Salauddin Sakil

Personal information
- Born: 7 July 1989 (age 37) Munshiganj, Bangladesh
- Batting: Left-handed
- Bowling: Left-arm medium
- Role: Bowler

Career statistics
| Competition | FC | LA | T20 |
| Matches | 41 | 42 | 26 |
| Runs scored | 171 | 156 | 8 |
| Batting average | 6.57 | 13.00 | – |
| 100s/50s | 0/0 | 0/0 | 0/0 |
| Top score | 16 | 31 | 8* |
| Balls bowled | 5,315 | 1,731 | 500 |
| Wickets | 120 | 51 | 31 |
| Bowling average | 22.93 | 31.82 | 23.64 |
| 5 wickets in innings | 2 | 0 | 1 |
| 10 wickets in match | 0 | 0 | 0 |
| Best bowling | 6/31 | 4/21 | 5/16 |
| Catches/stumpings | 5/– | 9/– | 9/– |
- Source: Cricinfo, 20 July 2025

= Salauddin Sakil =

Bangladeshi cricketer (born 1989)

Salauddin Sakil (born 7 July 1989) is a Bangladeshi cricketer. He made his List A debut for Prime Doleshwar Sporting Club in the 2017–18 Dhaka Premier Division Cricket League on 5 February 2018. He made his first-class debut for Central Zone in the 2017–18 Bangladesh Cricket League on 17 April 2018. He made his Twenty20 debut for Sheikh Jamal Dhanmondi Club in the 2018–19 Dhaka Premier Division Twenty20 Cricket League on 25 February 2019.

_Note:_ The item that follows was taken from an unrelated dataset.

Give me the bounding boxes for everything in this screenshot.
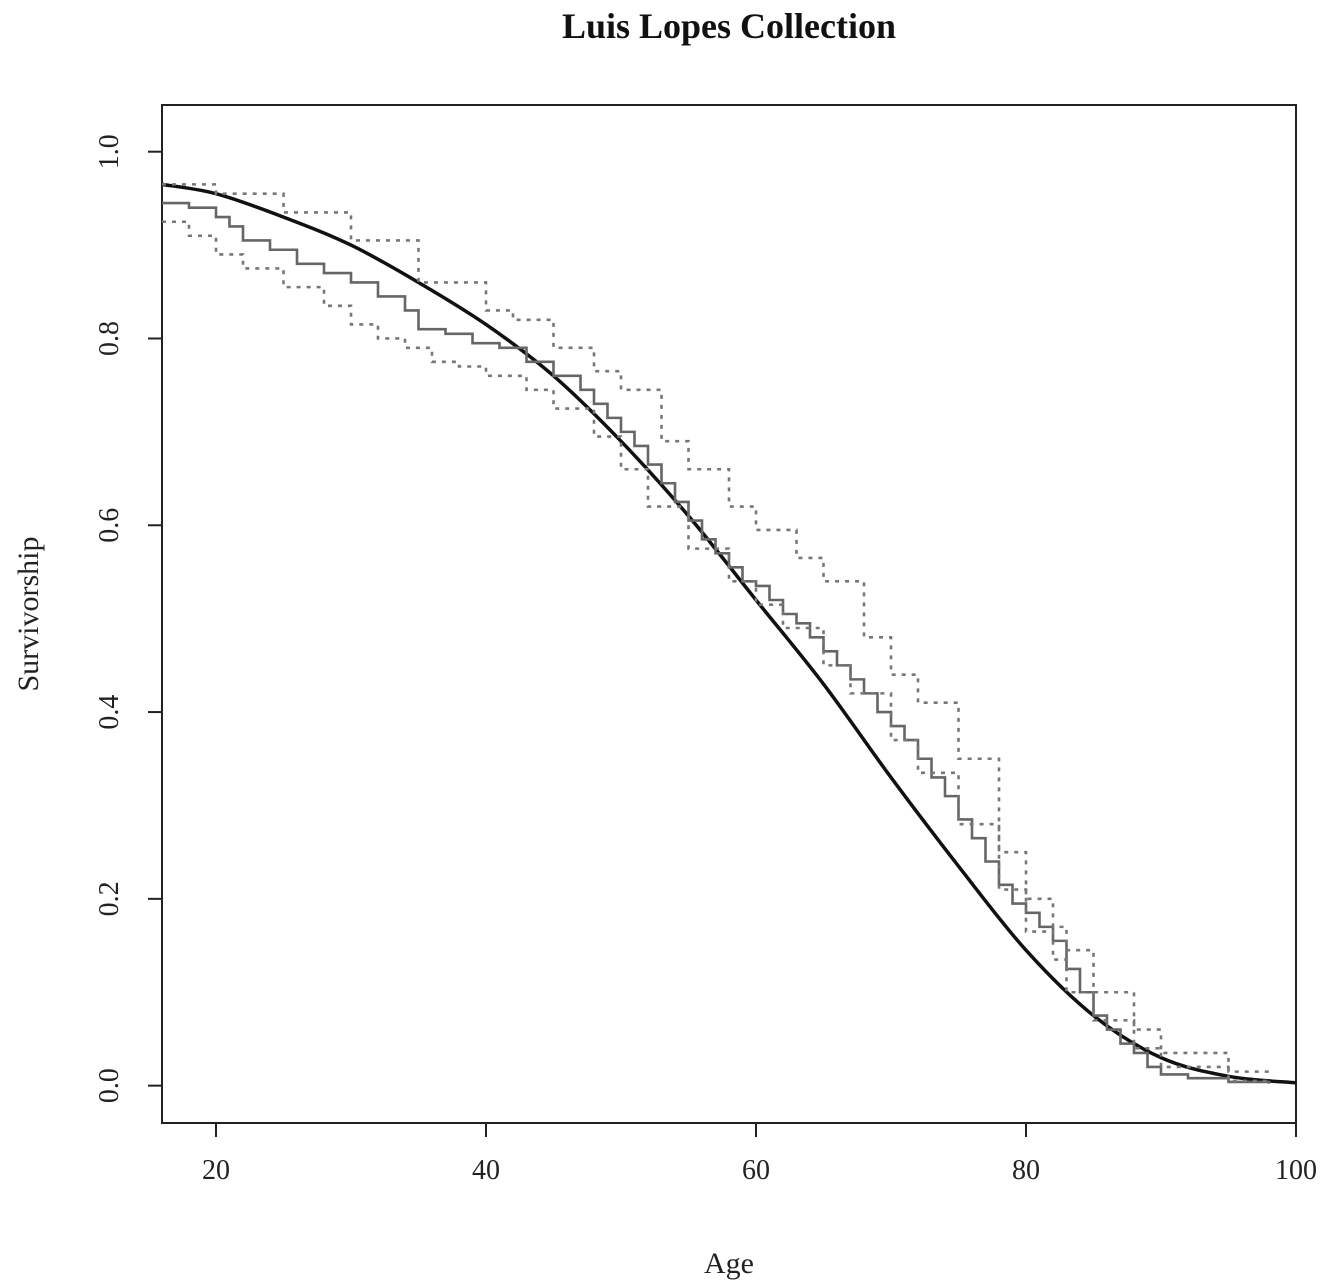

He was the leading wicket-taker for Sheikh Jamal Dhanmondi Club in the 2018–19 Dhaka Premier Division Cricket League tournament, with 18 dismissals in 13 matches. In June 2021, in the sixth round of the 2021 Dhaka Premier Division Twenty20 Cricket League, Sakil took a five-wicket haul, with 5/16.